A Virtual CLE Celebrating the Career of an Extraordinary Jurist
RBG CLE: Ethics is a Continuing Legal Education session, accredited for two hours of Elimination of Bias. It is anchored by Supreme Court cases emblematic of the brilliance of Justice Ruth Bader Ginsburg’s career, first as an attorney arguing in front of the Supreme Court and later as a Justice. Justice Ginsburg proved time and again that she was a force to be reckoned with, and there is no better evidence of her tenacity and quickness than in her oral and written arguments. Justice Ginsburg displayed keen insight and wisdom for the entirety of her 27 years on the Supreme Court, and was among the most avid questioners on the bench. Oral arguments and decisions – dissenting, concurring, and majority opinions – are performed verbatim by Sally Wingert, Mixed Blood favorite and Twin Cities legend. Additionally, documentary film excerpts of Ruth Bader Ginsburg will be peppered throughout the session.
Historically significant gender-based cased are center stage, with reenactments being followed by panel discussions with renowned Minnesota jurists and lawyers, facilitated by Chris Carlson of Narrative Pros. Those cases include:
As ACLU attorney:
Califano v Goldfarb: a 1977 decision by the United States Supreme Court, which held that the different treatment of men and women mandated by 42 U.S.C. § 402(f)(1)(D) constituted invidious discrimination against female wage earners by affording them less protection for their surviving spouses than is provided to male employees, and therefore violated the Due Process Clause of the Fifth Amendment.
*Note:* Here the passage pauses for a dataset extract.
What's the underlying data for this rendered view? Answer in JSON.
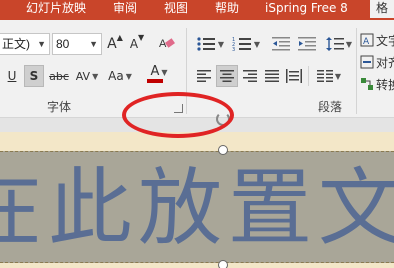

Kahn v Shevin: a 1974 Supreme Court decision ruling that state tax law cannot be held to be arbitrary if it discriminates in favor of a certain class because of certain differences in the class or the state policy which do not clash with the federal constitution.
As Supreme Court Justice:
Shelby County v Holder: a landmark decision of the US Supreme Court regarding the constitutionality of two provisions of the Voting Rights Act of 1965: Section 5, which requires certain states and local governments to obtain federal preclearance before implementing any changes to their voting laws or practices; and Section 4(b), which contains the coverage formula that determines which jurisdictions are subjected to preclearance based on their histories of discrimination in voting. RBG wrote the Dissent.
Olmstead v. LC: a 1999 Supreme Court case regarding discrimination against people with mental disabilities.
Burwell v Hobby Lobby: a 2O14 decision in United States corporate law by the Supreme Court allowing closely held for-profit corporations to be exempt from a regulation its owners religiously object to, if there is a less restrictive means of furthering the law’s interest, according to the provisions of the Religious Freedom Restoration Act (RFRA). RBG wrote the Dissent.
Ruth Bader Ginsburg spent a lifetime flourishing in the face of adversity before being appointed a Supreme Court justice, where she successfully fought against gender discrimination and unified the liberal block of the court. She became the first female professor at Columbia to earn tenure. Ginsburg also directed the influential Women’s Rights Project of the American Civil Liberties Union during the 1970s. In this position, she led the fight against gender discrimination and successfully argued six landmark cases before the U.S. Supreme Court. Ginsburg took a broad look at gender discrimination, fighting not just for the women left behind, but for the men who were discriminated against as well.
Ginsburg accepted Jimmy Carter’s appointment to the U.S. Court of Appeals for the District of Columbia in 1980. She served on the court for thirteen years until 1993, when Bill Clinton nominated her to the Supreme Court of the United States.
Guthrie stalwart Sally Wingert portrays Ruth Bader Ginsburg. Wingert is a local legend, appearing on Broadway as well as all of the major stages of the Twin Cities and beyond, garnering numerous Ivey Awards for her acting acumen.
RBG CLE: Ethics is a virtual presentation, being offered on Zoom on April 8 from 8 – 11 AM. Accredited for two Elimination of Bias hours, it costs $180.